Cell-line-specific gene expression changes following inactivation of the CTNNB1 gene in human colorectal cancer cell lines

Unrestrained transcriptional activity of ß-CATENIN and its binding partner TCF7L2 frequently underlies colorectal tumor initiation and is considered an obligatory oncogenic driver throughout intestinal carcinogenesis. Yet, the TCF7L2 gene carries inactivating mutations in about 10 % of colorectal tumors and is non-essential in colorectal cancer (CRC) cell lines. To determine whether CRC cells acquire TCF7L2-independence through cancer-specific compensation by other T-cell factor (TCF)/lymphoid enhancer-binding factor (LEF) family members, or rather lose addiction to ß-CATENIN/TCF7L2-driven gene expression altogether, we generated multiple CRC cell lines entirely negative for TCF/LEF or ß-CATENIN expression.

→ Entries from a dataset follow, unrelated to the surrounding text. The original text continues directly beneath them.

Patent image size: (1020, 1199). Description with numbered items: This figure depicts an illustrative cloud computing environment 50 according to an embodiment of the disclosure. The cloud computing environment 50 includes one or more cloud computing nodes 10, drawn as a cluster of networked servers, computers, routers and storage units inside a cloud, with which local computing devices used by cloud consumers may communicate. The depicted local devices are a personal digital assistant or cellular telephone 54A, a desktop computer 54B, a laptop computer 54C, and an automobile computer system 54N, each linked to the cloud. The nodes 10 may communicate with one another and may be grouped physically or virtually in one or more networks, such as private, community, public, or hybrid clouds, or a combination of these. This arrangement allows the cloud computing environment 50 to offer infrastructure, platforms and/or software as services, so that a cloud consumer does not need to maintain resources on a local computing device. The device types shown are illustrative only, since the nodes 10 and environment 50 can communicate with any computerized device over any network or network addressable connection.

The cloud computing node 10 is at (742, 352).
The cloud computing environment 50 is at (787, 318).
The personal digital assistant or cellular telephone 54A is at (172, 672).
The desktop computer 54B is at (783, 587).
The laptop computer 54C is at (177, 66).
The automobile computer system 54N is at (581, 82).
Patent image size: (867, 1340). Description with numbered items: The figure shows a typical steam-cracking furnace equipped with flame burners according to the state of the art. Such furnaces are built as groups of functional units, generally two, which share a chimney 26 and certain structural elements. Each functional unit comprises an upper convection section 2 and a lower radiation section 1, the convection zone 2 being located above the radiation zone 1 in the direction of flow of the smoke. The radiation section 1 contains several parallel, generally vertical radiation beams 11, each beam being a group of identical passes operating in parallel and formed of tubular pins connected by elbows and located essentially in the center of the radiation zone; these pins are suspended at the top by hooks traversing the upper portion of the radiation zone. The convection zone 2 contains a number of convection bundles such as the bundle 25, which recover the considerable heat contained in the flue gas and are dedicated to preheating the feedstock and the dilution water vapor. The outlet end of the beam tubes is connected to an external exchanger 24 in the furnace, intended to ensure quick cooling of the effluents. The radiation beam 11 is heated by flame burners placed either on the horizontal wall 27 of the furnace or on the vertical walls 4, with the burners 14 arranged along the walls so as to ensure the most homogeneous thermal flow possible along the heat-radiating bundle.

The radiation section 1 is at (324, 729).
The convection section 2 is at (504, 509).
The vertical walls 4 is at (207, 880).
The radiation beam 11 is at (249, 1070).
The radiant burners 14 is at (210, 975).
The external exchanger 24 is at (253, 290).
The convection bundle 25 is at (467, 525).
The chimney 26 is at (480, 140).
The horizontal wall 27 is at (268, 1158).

Viability of these cells demonstrates complete ß-CATENIN- and TCF/LEF-independence, albeit one ß-CATENIN-deficient cell line eventually became senescent. Absence of TCF/LEF proteins and ß-CATENIN consistently impaired CRC cell proliferation, reminiscent of mitogenic effects of WNT/ß-CATENIN signaling in the healthy intestine. Despite this common phenotype, ß-CATENIN-deficient cells exhibited highly cell-line-specific gene expression changes with little overlap between ß-CATENIN- and TCF7L2-dependent transcriptomes. Apparently, ß-CATENIN and TCF7L2 control sizeable fractions of their target genes independently from each other. The observed divergence of ß-CATENIN and TCF7L2 transcriptional programs, and the finding that neither ß-CATENIN nor TCF/LEF activity is strictly required for CRC cell survival has important implications when evaluating these factors as potential drug targets. Overall design: We used RNA-seq to compare gene expression profiles of human colorectal cancer cell lines HCT116, HT29, and SW480 with CTNNB1 wild-type or knockout genes. For each cell line, two wild-type and two CTNNB1 knock-out cell clones were examined. Two independent biological replicates were performed.